Yine de çobanlar için, herhangi bir sürünün refahını ve sağlığını garanti ediyordu ve genellikle sığırlar aracılığıyla yapıldığı için ticaretin merkezinde yer alıyordu. Ek olarak, çobanlar ve çobanlar için farklı alet ve aletlerin yanı sıra sınır taşları veya çoban lirlerinin icadı ile akredite edilmiştir - gerçekten de çeşitli ilahi görevler repertuarı! O zaman bahsedilen diğer Tanrılar gibi, Hermes degüçleri çok geniş ve himaye ettikleri kişiler için çok önemli olan zengin ve çeşitli bir tanrılar ağı.

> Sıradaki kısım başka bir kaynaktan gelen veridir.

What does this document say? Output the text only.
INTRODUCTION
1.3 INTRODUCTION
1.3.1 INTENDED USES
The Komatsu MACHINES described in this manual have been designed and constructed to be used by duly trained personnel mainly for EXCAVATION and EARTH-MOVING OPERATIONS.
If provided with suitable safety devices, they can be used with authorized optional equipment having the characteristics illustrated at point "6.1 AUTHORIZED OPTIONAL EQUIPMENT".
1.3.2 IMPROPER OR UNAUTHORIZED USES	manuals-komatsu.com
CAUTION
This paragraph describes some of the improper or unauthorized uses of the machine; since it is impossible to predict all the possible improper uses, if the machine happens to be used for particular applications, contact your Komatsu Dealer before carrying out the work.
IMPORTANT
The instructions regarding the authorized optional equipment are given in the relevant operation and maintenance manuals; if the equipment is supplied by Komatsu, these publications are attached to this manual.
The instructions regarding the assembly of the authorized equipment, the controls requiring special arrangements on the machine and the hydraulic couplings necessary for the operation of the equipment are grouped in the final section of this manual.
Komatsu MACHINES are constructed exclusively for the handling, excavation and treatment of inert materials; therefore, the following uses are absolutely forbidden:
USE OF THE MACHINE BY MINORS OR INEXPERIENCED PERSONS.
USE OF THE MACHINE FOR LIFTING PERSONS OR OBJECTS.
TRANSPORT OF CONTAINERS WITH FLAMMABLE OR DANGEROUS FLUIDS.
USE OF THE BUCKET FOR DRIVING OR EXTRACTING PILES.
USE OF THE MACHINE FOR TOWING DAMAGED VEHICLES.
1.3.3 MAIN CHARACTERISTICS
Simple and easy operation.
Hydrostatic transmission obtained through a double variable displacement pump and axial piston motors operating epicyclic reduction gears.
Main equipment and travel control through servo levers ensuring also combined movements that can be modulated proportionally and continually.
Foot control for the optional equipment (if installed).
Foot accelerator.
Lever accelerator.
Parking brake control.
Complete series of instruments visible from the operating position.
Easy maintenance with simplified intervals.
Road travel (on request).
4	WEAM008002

Etraflarındaki doğal dünyayı ilahi olan aracılığıyla anlamanın yolları söz konusu olduğunda, eskilerin fikir ve mit sıkıntısı çekmedikleri açıktır! Gök gürültüsünü himaye etmekten sürülere, güçlü, besleyici veya kurnaz olmaya kadar, Pagan tanrıları hükmettikleri düşünülen dünyanın kesinlikle her yönünü somutlaştırdılar.




James Miller
James Miller
James Miller, insanlık tarihinin uçsuz bucaksız dokusunu keşfetme tutkusuna sahip, beğenilen bir tarihçi ve yazardır. Prestijli bir üniversitenin Tarih bölümünden mezun olan James, kariyerinin büyük bölümünü geçmişin yıllıklarını araştırarak, dünyamızı şekillendiren hikayeleri hevesle ortaya çıkararak geçirdi.Doyumsuz merakı ve farklı kültürlere olan derin takdiri, onu dünyanın dört bir yanındaki sayısız arkeolojik alana, antik kalıntılara ve kütüphanelere götürdü. Titiz araştırmayı büyüleyici bir yazı stiliyle birleştiren James, okuyucuları zamanda taşıma konusunda benzersiz bir yeteneğe sahip.James'in blogu The History of the World, uygarlıkların büyük anlatılarından tarihte iz bırakmış bireylerin anlatılmamış hikayelerine kadar çok çeşitli konulardaki uzmanlığını sergiliyor. Blogu, tarih meraklıları için kendilerini savaşların, devrimlerin, bilimsel keşiflerin ve kültürel devrimlerin heyecan verici anlatımlarına kaptırabilecekleri sanal bir merkez görevi görüyor.James, blogunun yanı sıra, Medeniyetlerden İmparatorluklara: Kadim Güçlerin Yükselişi ve Düşüşünü Ortaya Çıkarma ve Bilinmeyen Kahramanlar: Tarihi Değiştiren Unutulmuş Figürler de dahil olmak üzere birçok beğenilen kitap yazmıştır. İlgi çekici ve erişilebilir bir yazı stiliyle, her geçmişten ve yaştan okuyucu için tarihi başarıyla hayata geçirdi.James'in tarihe olan tutkusu yazılı olanın ötesine geçiyorkelime. Araştırmalarını paylaştığı ve tarihçi arkadaşlarıyla düşündürücü tartışmalara girdiği akademik konferanslara düzenli olarak katılıyor. Uzmanlığıyla tanınan James, ayrıca çeşitli podcast'lerde ve radyo programlarında konuk konuşmacı olarak yer aldı ve konuya olan sevgisini daha da artırdı.James, tarihsel araştırmalarına dalmadığı zamanlarda sanat galerilerini keşfederken, pitoresk manzaralarda yürüyüş yaparken veya dünyanın farklı köşelerinden lezzetlerin tadını çıkarırken bulunabilir. Dünyamızın tarihini anlamanın günümüzü zenginleştirdiğine inanıyor ve büyüleyici blogu aracılığıyla başkalarında da aynı merakı ve takdiri ateşlemeye çalışıyor.